Total Pageviews

Tuesday, April 24, 2012

The Rejection Letter


The letter came. I’d been waiting months for it. I tried to predict what my reaction would be when the moment of truth became real. Would I burst out into tears and slobber sloppily onto my pillow, or jump up and down like Bob Barker just called my name on The Price is Right?
When the letter finally arrived, it almost seemed surreal. I was trying to be polite but I snatched the envelope out of the mailman’s hands (who knew I’d been waiting for it), and dashed inside. My blustering energy had left the cats curious enough to stir awake from their naps. I looked at the envelope for one whole second before tearing it open, although carefully enough not to rip the letter itself. My throat had dried up like I’d just swallowed a stick of chalk. My hands were shaking like Momma needed a drink. I felt as if my entire destiny lay in the words before me.
I read the letter.
The words ‘unfortunately,’ ‘we encourage you next time’ and ‘thank you’ (for nothing) jumped out at the page. I’d been rejected. I didn’t get into the MFA in Creative Writing program I’d applied to.
As you can guess, dear reader, my reaction was not one of Bob Barker’s fans ecstatic to the point of a seizure. My go-to self-soothing words of, “it wasn’t meant to be,” and “it’s not that your work wasn’t good, you just have to keep trying,” failed me. What if I wanted something to be—really, really badly? And furthermore, if my work really is good, then why wasn’t it good enough?
Although my ego felt like it’d been run over by a dump truck, I looked at the time. I had to go to work.
My co-worker, another bartender who’s been bartending longer than I’ve been alive (seriously—37 years) noticed something was wrong as soon as I clocked in. “What’s the matter?”
“Nothing,” I shrugged.
“C’mon, you can tell the old man,” he prodded.
I sang like a canary: the letter, waiting months for it, the rejection and feeling like a world-class loser.
“Toughen up, kid. You don’t want to go to some stupid school that won’t take you anyway!

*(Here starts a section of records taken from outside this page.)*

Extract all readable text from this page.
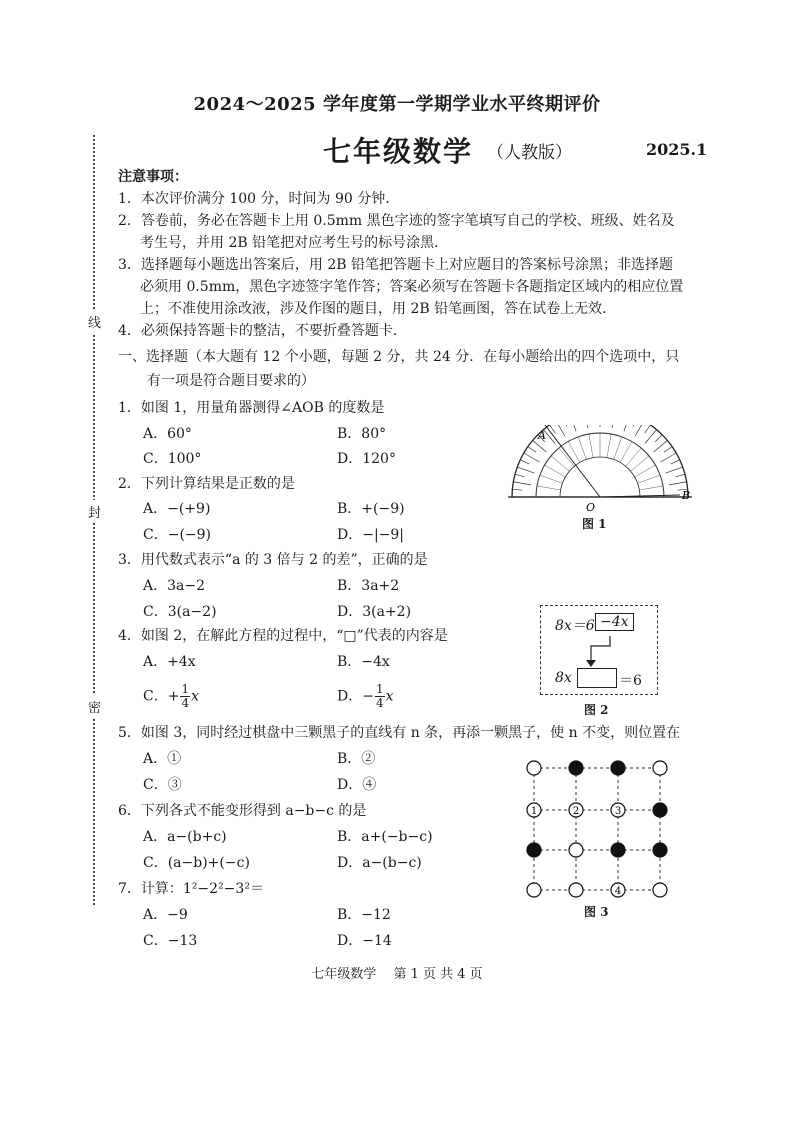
线
封
密
2024～2025 学年度第一学期学业水平终期评价
七年级数学 （人教版）	2025.1
注意事项：
1．本次评价满分 100 分，时间为 90 分钟．
2．答卷前，务必在答题卡上用 0.5mm 黑色字迹的签字笔填写自己的学校、班级、姓名及
考生号，并用 2B 铅笔把对应考生号的标号涂黑．
3．选择题每小题选出答案后，用 2B 铅笔把答题卡上对应题目的答案标号涂黑；非选择题
必须用 0.5mm，黑色字迹签字笔作答；答案必须写在答题卡各题指定区域内的相应位置
上；不准使用涂改液，涉及作图的题目，用 2B 铅笔画图，答在试卷上无效．
4．必须保持答题卡的整洁，不要折叠答题卡．
一、选择题（本大题有 12 个小题，每题 2 分，共 24 分．在每小题给出的四个选项中，只
有一项是符合题目要求的）
1．如图 1，用量角器测得∠AOB 的度数是
A．60°	B．80°
C．100°	D．120°
2．下列计算结果是正数的是
A．−(+9)	B．+(−9)
C．−(−9)	D．−|−9|
3．用代数式表示“a 的 3 倍与 2 的差”，正确的是
A．3a−2	B．3a+2
C．3(a−2)	D．3(a+2)
4．如图 2，在解此方程的过程中，“□”代表的内容是
A．+4x	B．−4x
C．+ $\frac{1}{4}$ x	D．− $\frac{1}{4}$ x
5．如图 3，同时经过棋盘中三颗黑子的直线有 n 条，再添一颗黑子，使 n 不变，则位置在
A．①	B．②
C．③	D．④
6．下列各式不能变形得到 a−b−c 的是
A．a−(b+c)	B．a+(−b−c)
C．(a−b)+(−c)	D．a−(b−c)
7．计算：1²−2²−3²＝
A．−9	B．−12
C．−13	D．−14
A
O
B
图 1
8x＝6 −4x
8x	＝6
图 2
1	2	3
4
图 3
七年级数学　 第 1 页 共 4 页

What would cheer you up? How ‘bout a slice of carrot cake?”
“I don’t want carrot cake.”
“Too bad, I know it’s your favorite. Listen, you can’t give up; you have to keep applying for as many things as possible. And above all—you have to keep writing! You don’t want to end up an old and cranky bartender like me, do you?”
I looked at him. He was pointing his muddler at me.

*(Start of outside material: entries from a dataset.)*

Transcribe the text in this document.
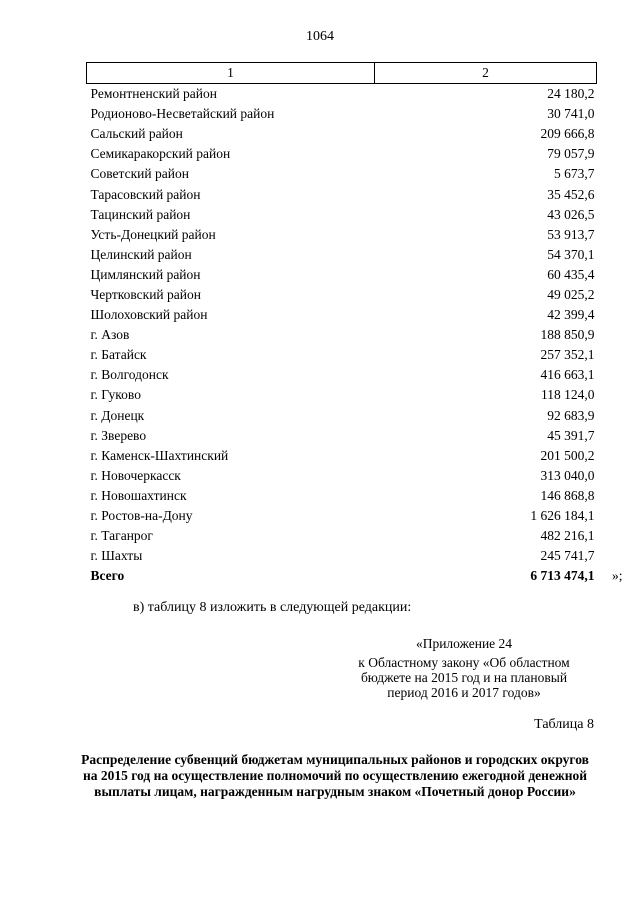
1064
1	2
Ремонтненский район	24 180,2
Родионово-Несветайский район	30 741,0
Сальский район	209 666,8
Семикаракорский район	79 057,9
Советский район	5 673,7
Тарасовский район	35 452,6
Тацинский район	43 026,5
Усть-Донецкий район	53 913,7
Целинский район	54 370,1
Цимлянский район	60 435,4
Чертковский район	49 025,2
Шолоховский район	42 399,4
г. Азов	188 850,9
г. Батайск	257 352,1
г. Волгодонск	416 663,1
г. Гуково	118 124,0
г. Донецк	92 683,9
г. Зверево	45 391,7
г. Каменск-Шахтинский	201 500,2
г. Новочеркасск	313 040,0
г. Новошахтинск	146 868,8
г. Ростов-на-Дону	1 626 184,1
г. Таганрог	482 216,1
г. Шахты	245 741,7
Всего	6 713 474,1 »;
в) таблицу 8 изложить в следующей редакции:
«Приложение 24
к Областному закону «Об областном бюджете на 2015 год и на плановый период 2016 и 2017 годов»
Таблица 8
Распределение субвенций бюджетам муниципальных районов и городских округов на 2015 год на осуществление полномочий по осуществлению ежегодной денежной выплаты лицам, награжденным нагрудным знаком «Почетный донор России»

The ruca picked me up from work and surprised me with a box of chocolates, and besitos all over my face. I stayed home that weekend and watched back-to-back episodes of The Office on Netflix and emotionally ate myself into an oblivion. It was great.

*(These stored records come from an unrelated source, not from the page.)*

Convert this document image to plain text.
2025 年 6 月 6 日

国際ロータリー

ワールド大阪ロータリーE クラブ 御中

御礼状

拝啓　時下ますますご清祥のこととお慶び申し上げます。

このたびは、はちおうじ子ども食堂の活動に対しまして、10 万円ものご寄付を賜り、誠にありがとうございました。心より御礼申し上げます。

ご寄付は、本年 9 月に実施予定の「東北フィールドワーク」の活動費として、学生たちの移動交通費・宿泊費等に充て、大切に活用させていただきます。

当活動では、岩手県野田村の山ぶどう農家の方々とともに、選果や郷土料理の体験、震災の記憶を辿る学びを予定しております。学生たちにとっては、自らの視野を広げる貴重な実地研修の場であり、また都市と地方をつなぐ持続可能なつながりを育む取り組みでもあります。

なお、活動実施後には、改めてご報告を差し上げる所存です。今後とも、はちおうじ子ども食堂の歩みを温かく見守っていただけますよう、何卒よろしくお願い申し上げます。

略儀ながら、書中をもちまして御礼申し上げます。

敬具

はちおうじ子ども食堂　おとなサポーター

On my next writing day, I stared at my computer long and hard without turning it on. For days, all my emotions had been fluttering inside my chest, like butterflies rapping their wings inside me to escape. I recalled an old Ernest Hemingway quote: “There is nothing to writing. All you do is sit down at a typewriter and bleed.” Finally, I sat down with my computer. The cats cuddled up all around me. I began to write, my emotions bleeding out onto pages and pages.
It was beautiful. It was savage. And going forward, it was my only choice.